The President refused to even acknowledge China’s hyper-aggressive cyber espionage against American corporate, civil, military and government targets until the White House itself was hacked. He has been reticent to acknowledge Beijing’s unprecedented and sophisticated military buildup, which exceeds in proportion the arms development of either the United States or the Soviet Union during the height of the first Cold War. It is now projected that by 2020, the Chinese Navy may have control of the western Pacific.
All this has occurred within the dangerous backdrop of the President’s sharp and unprecedented unilateral reduction in arms spending, as well as his proposals to further slash the American nuclear deterrent without any reciprocity from Russia or China.
Given the poor results of Mr. Obama’s international efforts, it is appropriate to ask why he hasn’t changed course. Other presidents have shifted direction following unwanted results on both domestic and foreign fronts.

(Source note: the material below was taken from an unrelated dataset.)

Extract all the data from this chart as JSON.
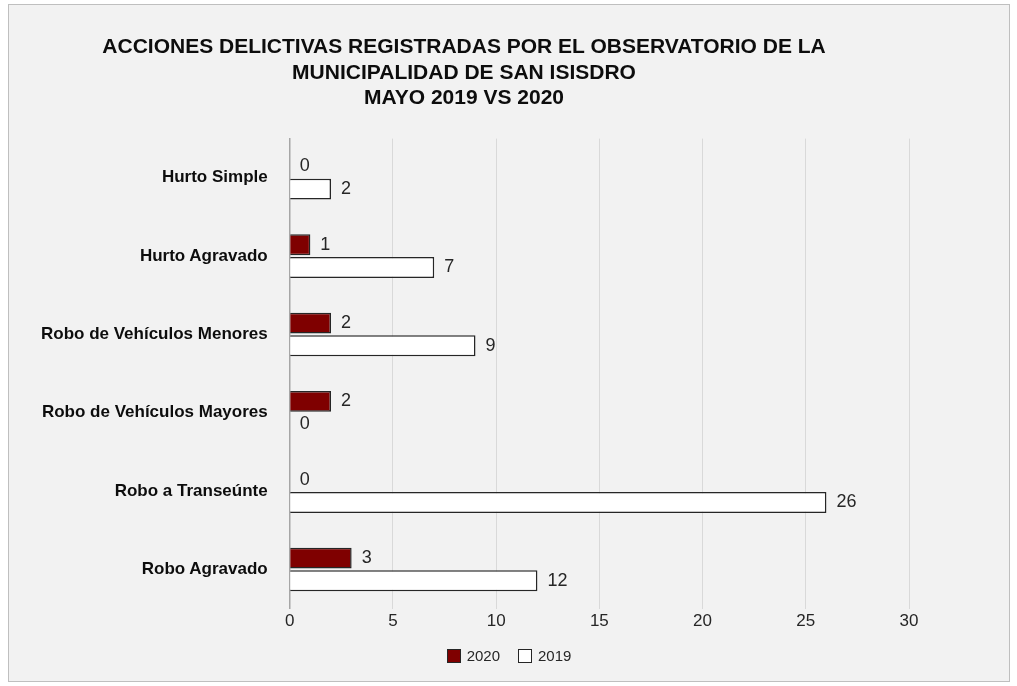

There is a third, and significantly troubling, possibility. Perhaps Mr. Obama’s worldview is so radically different than that of the American people, and indeed, all of his White House predecessors, that what the general U.S. population sees as a bad result for the country, he sees as “progress.” The President promised profound changes in the nation; there is no reason to assume that this excluded the foreign policy that America has adhered to since 1945, through both Republican and Democrat administrations.
The radical views of some in his administration give credence to this. If this is the case, than Mr. Obama owes to both Congress and the voters an explanation of why he has preceded down this road without informing them of his goals.